In fact I’ve been wanting to write medical poetry in English. Or “poetry”, let’s put it that way. I was pre-cleaning my apartment (necessary in order to be able to actually clean anything) and found some old notebooks with English natural sciences and medical terms. I used to love memorizing them, for no real reason.
Let me illustrate to you just how wonderful and delightful all those Greek and Latinate scientific terms are.
I have been wondering why I have been feeling light-headed and even nauseous at times. I don’t really feel ill anymore other than that. Then I figured that it must be the ear infection I had. Since your sense of balance is partially determined by the fluids flowing inside your ear, I thought perhaps the disgusting pus from the infection has messed up that delicate function in my ear.
I was right in my self-diagnosis. My mum told me that it can take months until my sense of balance, or equilibrioception, is recovered. Sometimes you never gain it back, which is what happened to my dad 15 years ago. Of course he has two ears, so he’s not falling and stumbling all the time.
The coolest part about this (except for the nausea) is that I learned a new term, equilibrioception. Don’t you just love the way it sounds? I love the stress pattern, a bouncy threesome.
Well, the reason I started writing this is I had to take a break because I was getting nauseous again. I think I will write more about Wallace in the future, and also about this book that I bought in Munich. It’s a dissertation on Canadian English as a newly forming dialect. It’s a nearly perfect book, and the topic is immensely fascinating.
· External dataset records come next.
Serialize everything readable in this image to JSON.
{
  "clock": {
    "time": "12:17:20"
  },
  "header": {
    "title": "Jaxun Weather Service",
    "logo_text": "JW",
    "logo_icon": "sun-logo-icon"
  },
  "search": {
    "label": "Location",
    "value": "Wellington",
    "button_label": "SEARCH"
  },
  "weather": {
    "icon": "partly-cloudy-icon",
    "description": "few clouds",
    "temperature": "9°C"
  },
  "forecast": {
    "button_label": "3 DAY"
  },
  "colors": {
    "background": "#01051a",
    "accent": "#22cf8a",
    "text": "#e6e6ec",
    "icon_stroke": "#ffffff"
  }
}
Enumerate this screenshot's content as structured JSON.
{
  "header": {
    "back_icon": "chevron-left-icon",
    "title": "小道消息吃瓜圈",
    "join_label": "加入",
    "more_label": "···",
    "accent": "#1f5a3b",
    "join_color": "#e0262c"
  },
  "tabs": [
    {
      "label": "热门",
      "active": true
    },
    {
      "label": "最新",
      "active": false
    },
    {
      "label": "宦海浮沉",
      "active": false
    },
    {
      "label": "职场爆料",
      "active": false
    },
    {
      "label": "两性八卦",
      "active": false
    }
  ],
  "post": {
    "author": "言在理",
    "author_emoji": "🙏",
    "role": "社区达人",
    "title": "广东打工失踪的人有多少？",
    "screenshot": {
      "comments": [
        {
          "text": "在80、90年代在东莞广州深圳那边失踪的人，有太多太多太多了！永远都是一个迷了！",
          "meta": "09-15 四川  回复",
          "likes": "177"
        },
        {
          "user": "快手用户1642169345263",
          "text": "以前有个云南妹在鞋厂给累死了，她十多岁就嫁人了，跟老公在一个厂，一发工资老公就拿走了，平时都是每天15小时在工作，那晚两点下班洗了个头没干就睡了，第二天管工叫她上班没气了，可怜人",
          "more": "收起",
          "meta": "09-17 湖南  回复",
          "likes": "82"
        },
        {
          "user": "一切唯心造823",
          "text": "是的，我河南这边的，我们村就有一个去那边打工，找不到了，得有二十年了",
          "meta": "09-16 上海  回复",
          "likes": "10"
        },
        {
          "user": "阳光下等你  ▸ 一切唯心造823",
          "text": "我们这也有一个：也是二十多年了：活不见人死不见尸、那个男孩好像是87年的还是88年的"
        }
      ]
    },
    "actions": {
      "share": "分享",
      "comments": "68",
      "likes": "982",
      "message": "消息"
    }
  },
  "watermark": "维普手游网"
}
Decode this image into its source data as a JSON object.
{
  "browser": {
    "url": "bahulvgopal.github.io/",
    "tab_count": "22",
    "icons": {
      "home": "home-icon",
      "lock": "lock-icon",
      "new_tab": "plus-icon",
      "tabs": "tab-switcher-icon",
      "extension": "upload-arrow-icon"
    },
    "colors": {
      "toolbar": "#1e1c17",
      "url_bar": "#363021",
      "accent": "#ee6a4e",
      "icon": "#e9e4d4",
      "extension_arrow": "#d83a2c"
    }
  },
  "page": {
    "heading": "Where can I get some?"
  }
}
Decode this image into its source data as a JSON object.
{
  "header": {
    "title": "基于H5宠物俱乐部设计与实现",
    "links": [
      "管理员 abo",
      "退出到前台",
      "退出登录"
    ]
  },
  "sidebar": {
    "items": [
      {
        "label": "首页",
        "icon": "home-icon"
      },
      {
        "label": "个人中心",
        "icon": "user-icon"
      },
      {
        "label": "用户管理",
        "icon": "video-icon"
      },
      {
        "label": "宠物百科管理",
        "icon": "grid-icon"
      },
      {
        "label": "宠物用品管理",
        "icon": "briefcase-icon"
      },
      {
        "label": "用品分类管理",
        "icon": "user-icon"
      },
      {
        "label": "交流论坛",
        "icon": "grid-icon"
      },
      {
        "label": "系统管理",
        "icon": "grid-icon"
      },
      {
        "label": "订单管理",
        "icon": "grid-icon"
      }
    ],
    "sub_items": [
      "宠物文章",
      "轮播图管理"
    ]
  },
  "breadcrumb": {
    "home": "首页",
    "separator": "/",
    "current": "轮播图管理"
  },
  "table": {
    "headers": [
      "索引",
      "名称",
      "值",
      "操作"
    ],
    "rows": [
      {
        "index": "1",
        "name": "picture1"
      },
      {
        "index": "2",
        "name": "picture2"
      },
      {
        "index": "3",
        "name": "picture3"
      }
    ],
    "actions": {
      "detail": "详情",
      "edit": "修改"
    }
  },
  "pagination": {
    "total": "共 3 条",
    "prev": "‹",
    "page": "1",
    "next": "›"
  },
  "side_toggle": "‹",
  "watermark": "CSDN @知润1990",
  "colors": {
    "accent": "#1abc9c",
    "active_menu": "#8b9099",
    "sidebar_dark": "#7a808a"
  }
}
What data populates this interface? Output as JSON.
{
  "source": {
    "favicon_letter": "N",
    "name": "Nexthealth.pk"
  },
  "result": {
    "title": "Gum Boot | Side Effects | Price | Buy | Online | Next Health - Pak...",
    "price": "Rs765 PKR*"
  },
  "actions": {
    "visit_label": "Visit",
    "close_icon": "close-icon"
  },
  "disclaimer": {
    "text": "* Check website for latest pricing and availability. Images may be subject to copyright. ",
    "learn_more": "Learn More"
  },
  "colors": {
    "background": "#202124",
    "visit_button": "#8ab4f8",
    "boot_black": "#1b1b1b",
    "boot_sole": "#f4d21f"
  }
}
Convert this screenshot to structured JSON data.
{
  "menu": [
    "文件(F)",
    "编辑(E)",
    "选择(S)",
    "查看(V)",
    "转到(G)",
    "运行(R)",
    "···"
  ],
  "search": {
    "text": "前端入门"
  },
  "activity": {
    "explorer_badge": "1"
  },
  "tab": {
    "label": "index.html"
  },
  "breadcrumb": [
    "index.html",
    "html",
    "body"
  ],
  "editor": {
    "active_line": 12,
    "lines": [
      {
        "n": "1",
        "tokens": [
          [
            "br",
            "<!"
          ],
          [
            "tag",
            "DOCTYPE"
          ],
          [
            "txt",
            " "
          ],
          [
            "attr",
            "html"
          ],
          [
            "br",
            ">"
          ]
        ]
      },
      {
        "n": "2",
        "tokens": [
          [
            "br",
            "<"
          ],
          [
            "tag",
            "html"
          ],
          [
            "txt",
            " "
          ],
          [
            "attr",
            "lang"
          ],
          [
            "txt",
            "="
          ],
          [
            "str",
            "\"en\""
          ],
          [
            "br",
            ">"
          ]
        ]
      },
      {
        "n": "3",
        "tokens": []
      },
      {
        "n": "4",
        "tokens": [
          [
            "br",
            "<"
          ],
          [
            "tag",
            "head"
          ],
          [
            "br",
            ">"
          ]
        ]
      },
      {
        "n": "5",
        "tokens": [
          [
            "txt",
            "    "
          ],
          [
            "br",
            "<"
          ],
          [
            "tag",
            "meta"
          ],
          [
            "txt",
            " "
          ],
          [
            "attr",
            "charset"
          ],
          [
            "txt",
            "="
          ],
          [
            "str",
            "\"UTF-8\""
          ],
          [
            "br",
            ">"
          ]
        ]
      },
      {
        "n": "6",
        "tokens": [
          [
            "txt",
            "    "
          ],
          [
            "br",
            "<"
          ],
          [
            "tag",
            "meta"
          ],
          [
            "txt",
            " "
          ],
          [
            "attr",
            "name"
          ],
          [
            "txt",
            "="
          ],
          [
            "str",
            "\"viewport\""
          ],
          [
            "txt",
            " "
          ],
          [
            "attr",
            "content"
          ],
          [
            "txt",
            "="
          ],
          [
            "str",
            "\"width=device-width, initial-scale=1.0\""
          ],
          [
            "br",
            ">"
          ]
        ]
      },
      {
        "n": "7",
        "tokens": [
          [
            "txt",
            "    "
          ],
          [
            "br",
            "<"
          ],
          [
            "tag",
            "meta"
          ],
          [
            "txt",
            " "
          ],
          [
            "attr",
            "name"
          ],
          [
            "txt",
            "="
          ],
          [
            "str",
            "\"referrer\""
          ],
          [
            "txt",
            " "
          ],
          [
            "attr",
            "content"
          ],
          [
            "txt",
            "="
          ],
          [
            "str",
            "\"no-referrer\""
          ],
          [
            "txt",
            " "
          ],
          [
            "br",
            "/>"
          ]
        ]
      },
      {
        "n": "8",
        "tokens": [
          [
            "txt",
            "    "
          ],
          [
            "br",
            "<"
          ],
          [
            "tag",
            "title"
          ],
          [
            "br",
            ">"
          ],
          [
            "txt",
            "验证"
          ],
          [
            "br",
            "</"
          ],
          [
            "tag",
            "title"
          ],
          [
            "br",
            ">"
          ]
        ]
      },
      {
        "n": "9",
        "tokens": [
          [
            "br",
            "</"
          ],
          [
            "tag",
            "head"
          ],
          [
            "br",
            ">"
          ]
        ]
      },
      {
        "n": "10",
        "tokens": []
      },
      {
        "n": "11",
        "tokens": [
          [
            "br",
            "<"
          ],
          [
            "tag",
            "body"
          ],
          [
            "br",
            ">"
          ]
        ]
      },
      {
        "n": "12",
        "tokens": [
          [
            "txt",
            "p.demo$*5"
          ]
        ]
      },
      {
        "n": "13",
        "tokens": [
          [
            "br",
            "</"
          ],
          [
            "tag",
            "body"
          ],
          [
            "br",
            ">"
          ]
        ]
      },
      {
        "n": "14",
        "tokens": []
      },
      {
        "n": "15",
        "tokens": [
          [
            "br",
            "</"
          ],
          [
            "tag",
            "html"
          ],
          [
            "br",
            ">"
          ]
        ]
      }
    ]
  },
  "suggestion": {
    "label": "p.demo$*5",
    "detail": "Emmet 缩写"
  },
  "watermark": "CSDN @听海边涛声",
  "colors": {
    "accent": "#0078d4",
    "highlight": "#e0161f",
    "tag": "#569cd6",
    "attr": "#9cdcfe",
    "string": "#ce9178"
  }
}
I’ve kind of given up on my ambitions for an academic career. The only reason I still feel pulled in that direction is that I’m getting more and more interested in Canadian English. To make it even worse, I have a wonderful, hard-to-get-your-hands-on source on my very own laptop, ready to be exploited. Pfff.
Then again, I’m fairly certain I could settle for keeping it as a hobby. “So, what kind of hobbies do you have Elina?” “Well, I’m really intested in variation and diachrony in the dominant Englishes, especially with regard to the phenomenon of infinitivitis and the distinction between the infinitival and prepositional to particles with -ing clauses.”
Somehow that doesn’t sound so cool. Well, I’d never use with regard to in my speech.